The other night I was thinking about what we will be doing on the mission trip. some things people from the Race have said to me came to mind. I remembered how they said that we will be doing a lot of ministering (duh, it’s a mission trip) and speaking to people. A LOT. 

Sometimes I’ll randomly open my Bible and begin reading. Sometimes I understand what I’m reading and how I can relate to it and how I can apply it to my own life. Sometimes I don’t understand anything and get lost after just a few verses. This is particularly true if I’m reading a part that has a lot of crazy names. They seem to all blend together and I can’t keep anyone straight. 

I started getting a little nervous. How could I possibly teach others around the world when I don’t feel like I know anything? What if I get up there in front of a lot of people and don’t have anything to say? What if I teach the wrong things? So many thoughts were running through my head.
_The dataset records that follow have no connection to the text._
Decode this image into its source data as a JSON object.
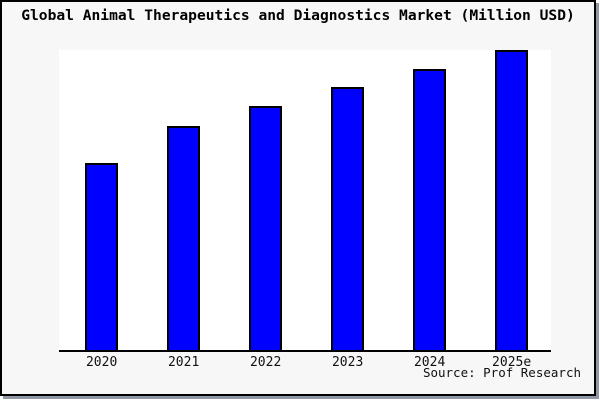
{
  "title": "Global Animal Therapeutics and Diagnostics Market (Million USD)",
  "source_credit": "Source: Prof Research",
  "chart_data": {
    "type": "bar",
    "title": "Global Animal Therapeutics and Diagnostics Market (Million USD)",
    "categories": [
      "2020",
      "2021",
      "2022",
      "2023",
      "2024",
      "2025e"
    ],
    "values": [
      187,
      224,
      244,
      263,
      281,
      300
    ],
    "values_note": "Relative magnitudes estimated from bar heights; no y-axis tick labels are shown in the chart",
    "xlabel": "",
    "ylabel": "",
    "ylim": [
      0,
      302
    ],
    "y_axis_labels_visible": false,
    "grid": false,
    "legend": false,
    "annotation": "Source: Prof Research",
    "colors": {
      "bar_fill": "#0000ff",
      "bar_edge": "#000000",
      "plot_background": "#ffffff",
      "figure_background": "#f7f7f7",
      "figure_border": "#000000",
      "axis_line": "#000000",
      "text": "#000000"
    }
  }
}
The nerves seemed to grow. 

But then three things happened.

The first one was that I found a verse that seemed to be speaking right to me. I read it and knew that even though I feel like I don’t know much, I am still being called to go on the World Race. The verse was Romans 1:8. 

First, I thank my God through Jesus Christ for all of you, because your faith is being reported all over the world.
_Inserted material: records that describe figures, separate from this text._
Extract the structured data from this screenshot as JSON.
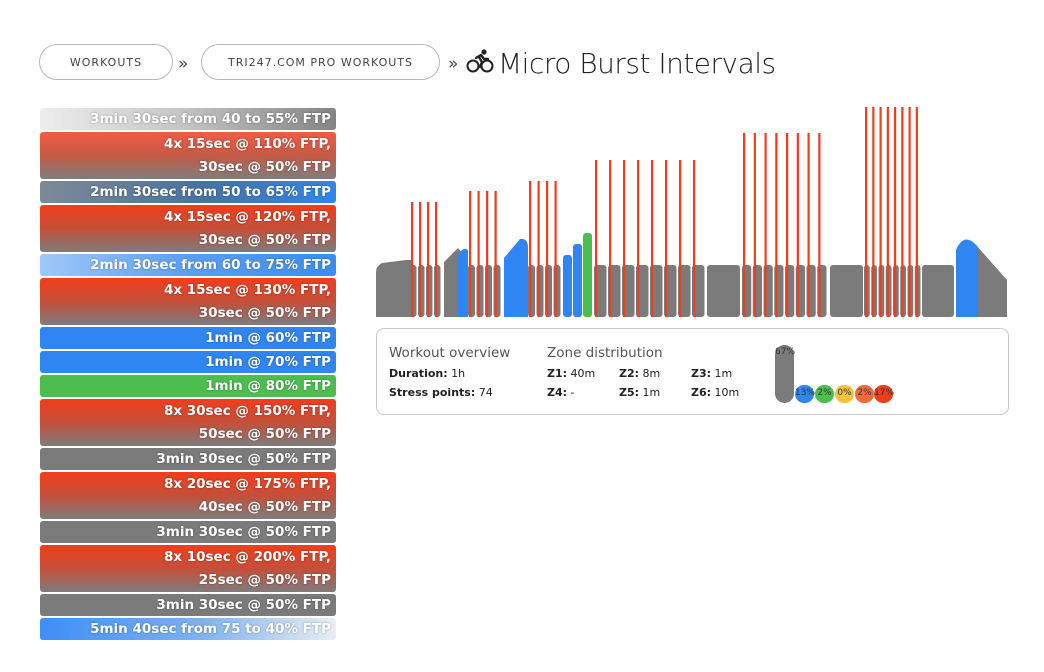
{
  "breadcrumb": {
    "items": [
      "WORKOUTS",
      "TRI247.COM PRO WORKOUTS"
    ],
    "separator": "»",
    "title": "Micro Burst Intervals"
  },
  "steps": [
    {
      "lines": [
        "3min 30sec from 40 to 55% FTP"
      ],
      "style": "g-warm"
    },
    {
      "lines": [
        "4x 15sec @ 110% FTP,",
        "30sec @ 50% FTP"
      ],
      "style": "red-int"
    },
    {
      "lines": [
        "2min 30sec from 50 to 65% FTP"
      ],
      "style": "blue-grad"
    },
    {
      "lines": [
        "4x 15sec @ 120% FTP,",
        "30sec @ 50% FTP"
      ],
      "style": "red-int2"
    },
    {
      "lines": [
        "2min 30sec from 60 to 75% FTP"
      ],
      "style": "blue-grad2"
    },
    {
      "lines": [
        "4x 15sec @ 130% FTP,",
        "30sec @ 50% FTP"
      ],
      "style": "red-int2"
    },
    {
      "lines": [
        "1min @ 60% FTP"
      ],
      "style": "blue"
    },
    {
      "lines": [
        "1min @ 70% FTP"
      ],
      "style": "blue"
    },
    {
      "lines": [
        "1min @ 80% FTP"
      ],
      "style": "green"
    },
    {
      "lines": [
        "8x 30sec @ 150% FTP,",
        "50sec @ 50% FTP"
      ],
      "style": "red-int2"
    },
    {
      "lines": [
        "3min 30sec @ 50% FTP"
      ],
      "style": "grey"
    },
    {
      "lines": [
        "8x 20sec @ 175% FTP,",
        "40sec @ 50% FTP"
      ],
      "style": "red-int2"
    },
    {
      "lines": [
        "3min 30sec @ 50% FTP"
      ],
      "style": "grey"
    },
    {
      "lines": [
        "8x 10sec @ 200% FTP,",
        "25sec @ 50% FTP"
      ],
      "style": "red-int2"
    },
    {
      "lines": [
        "3min 30sec @ 50% FTP"
      ],
      "style": "grey"
    },
    {
      "lines": [
        "5min 40sec from 75 to 40% FTP"
      ],
      "style": "g-cool"
    }
  ],
  "overview": {
    "heading": "Workout overview",
    "duration_label": "Duration:",
    "duration_value": "1h",
    "stress_label": "Stress points:",
    "stress_value": "74"
  },
  "zones": {
    "heading": "Zone distribution",
    "items": [
      {
        "label": "Z1:",
        "value": "40m"
      },
      {
        "label": "Z2:",
        "value": "8m"
      },
      {
        "label": "Z3:",
        "value": "1m"
      },
      {
        "label": "Z4:",
        "value": "-"
      },
      {
        "label": "Z5:",
        "value": "1m"
      },
      {
        "label": "Z6:",
        "value": "10m"
      }
    ],
    "pills": [
      {
        "label": "67%",
        "percent": 67,
        "color": "#7b7b7b"
      },
      {
        "label": "13%",
        "percent": 13,
        "color": "#2f86f2"
      },
      {
        "label": "2%",
        "percent": 2,
        "color": "#4cbe4f"
      },
      {
        "label": "0%",
        "percent": 0,
        "color": "#f5c23a"
      },
      {
        "label": "2%",
        "percent": 2,
        "color": "#f26a3a"
      },
      {
        "label": "17%",
        "percent": 17,
        "color": "#f23d1c"
      }
    ]
  },
  "colors": {
    "z1": "#7b7b7b",
    "z2": "#2f86f2",
    "z3": "#4cbe4f",
    "z4": "#f5c23a",
    "z5": "#f26a3a",
    "z6": "#f23d1c"
  },
  "icons": {
    "title_icon": "cyclist-icon"
  }
}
That verse reassured me that I am meant to travel the world with my J-Squad (we’ve been given letters now so be sure to follow the J-Squad as we travel!). 

The second thing that happened was that I remembered a quote that I had seen awhile back. 

God does not call the qualified, he qualifies the called.

The third thing that happened was that I sent a text to one of my best friends. A little back story… We met a few years ago when we were both counselors at Raquette Lake Girls Camp. This is a two month summer camp is upstate New York, right in the middle of the Adirondack mountains, with Raquette Lake Boys Camp on an island across the huge lake. We were both counselors in the bunk Pine. There were four counselors and nine 9-year old girls. I think it’s safe to say that I wouldn’t have made it through the summer if I hadn’t been in the same bunk as Lauren. We have stayed very close friends since that summer. I have been out to visit her in Colorado and she has come down to Florida to visit me. We talk almost every day. Just further proof that God knows exactly what he is doing. So anyway, I texted Lauren and told her how I was nervous because I didn’t feel like I knew enough. Right after I sent that I immediately sent a text saying that I know it’s okay because of that quote I just shared. She texted me back and said “Oh man I’m so glad you said that.” She then went on to tell me how she is learning about evangelism in church. Her pastor said that it’s silly to think that you don’t know enough. No one will ever know absolutely everything. If you know God, that’s all you really need to know. After all, you’re spreading God’s love. If you know his love, you know everything you will need in order to share that with others.  

I may not be a preacher, I may not know the Bible as much some of my squad mates, and I may not be qualified. But I know God and I know his love. And that is enough. I will become qualified along the way.